Seorang ahli antropologi biasanya selain memilih suatu kejuruan mengenai satu subilmu dalam antropologi (ahli paleoantropologi, ahli antropologi fisik, ahli etnologi, ahli antropologi-sosial dan sebagainya), juga memilih suatu kejuruan mengenai suatu daerah di muka bumi (ahli Asia Barat Daya, ahli Amerika Utara, ahli Amerika Latin, ahli Oseania, ahli Asia Tenggara dan sebagainya.

I.       Ras, Bahasa,dan Kebudayaan

Sejumlah manusia yang memiliki ciri-ciri ras tertentu yang sama, belum tentu juga mempunyai bahasa induk yang termasuk satu rumpun bahasa, apalagi mempunyai satu kebudayaan yang tergolong satu daerah kebudayaan.
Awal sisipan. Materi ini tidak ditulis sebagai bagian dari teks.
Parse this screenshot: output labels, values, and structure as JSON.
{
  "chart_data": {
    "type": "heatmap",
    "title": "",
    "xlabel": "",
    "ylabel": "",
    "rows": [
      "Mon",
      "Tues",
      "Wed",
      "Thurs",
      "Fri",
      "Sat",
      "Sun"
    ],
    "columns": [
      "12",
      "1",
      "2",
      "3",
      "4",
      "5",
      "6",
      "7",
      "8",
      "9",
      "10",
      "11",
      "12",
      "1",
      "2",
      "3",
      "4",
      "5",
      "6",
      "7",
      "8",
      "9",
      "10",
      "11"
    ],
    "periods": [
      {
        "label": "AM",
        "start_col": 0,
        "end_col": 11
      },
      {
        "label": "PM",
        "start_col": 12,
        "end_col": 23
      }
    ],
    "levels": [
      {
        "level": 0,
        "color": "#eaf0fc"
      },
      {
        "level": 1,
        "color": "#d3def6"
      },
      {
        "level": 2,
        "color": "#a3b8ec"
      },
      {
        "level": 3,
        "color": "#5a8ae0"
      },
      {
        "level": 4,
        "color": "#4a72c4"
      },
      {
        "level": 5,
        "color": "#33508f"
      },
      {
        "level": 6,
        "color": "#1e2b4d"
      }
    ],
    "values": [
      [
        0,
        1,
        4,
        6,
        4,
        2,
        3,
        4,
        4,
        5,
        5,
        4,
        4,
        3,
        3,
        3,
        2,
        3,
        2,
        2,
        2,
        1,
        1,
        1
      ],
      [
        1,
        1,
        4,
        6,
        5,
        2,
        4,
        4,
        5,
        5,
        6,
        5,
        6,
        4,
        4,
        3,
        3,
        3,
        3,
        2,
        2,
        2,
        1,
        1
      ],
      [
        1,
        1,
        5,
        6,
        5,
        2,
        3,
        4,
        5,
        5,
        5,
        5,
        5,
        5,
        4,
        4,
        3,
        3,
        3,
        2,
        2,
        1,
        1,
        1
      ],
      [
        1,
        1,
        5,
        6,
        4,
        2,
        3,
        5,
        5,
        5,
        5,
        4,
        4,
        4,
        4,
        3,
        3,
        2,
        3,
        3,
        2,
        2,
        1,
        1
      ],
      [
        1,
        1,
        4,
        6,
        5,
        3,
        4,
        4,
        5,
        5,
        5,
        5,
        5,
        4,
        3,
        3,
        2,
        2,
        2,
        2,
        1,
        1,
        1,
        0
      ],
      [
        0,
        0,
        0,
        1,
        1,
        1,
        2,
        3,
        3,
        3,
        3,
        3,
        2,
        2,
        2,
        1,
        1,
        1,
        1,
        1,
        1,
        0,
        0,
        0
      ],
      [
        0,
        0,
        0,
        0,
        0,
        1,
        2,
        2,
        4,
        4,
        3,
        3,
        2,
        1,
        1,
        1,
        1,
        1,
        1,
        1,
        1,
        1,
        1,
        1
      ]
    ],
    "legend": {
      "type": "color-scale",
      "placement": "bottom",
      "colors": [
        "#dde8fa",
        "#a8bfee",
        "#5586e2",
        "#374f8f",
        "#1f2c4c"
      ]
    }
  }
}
Ada sejumlah manusia yang memiliki ciri ras berbeda-beda, tetapi mempergunakan beberapa bahasa induk yang berasal dari satu keluarga bahasa, sedangkan kebudayaan mereka memang juga berbeda-beda, misalnya orang Huwa di daerah pegunungan di Madagaskar, orang jawa, dan orang Irian dari daerah pantai utara Irian Jaya.
 Dalam zaman sekarang ini, komunikasi antara manusia dan mobilitas manusia di seluruh penjuru muka bumi kita ini makin meluas, maka pembauran antara manusia dari beragam ras, beragam bahasa, dan beragan kebudayaan, juga menjadi makin intensif.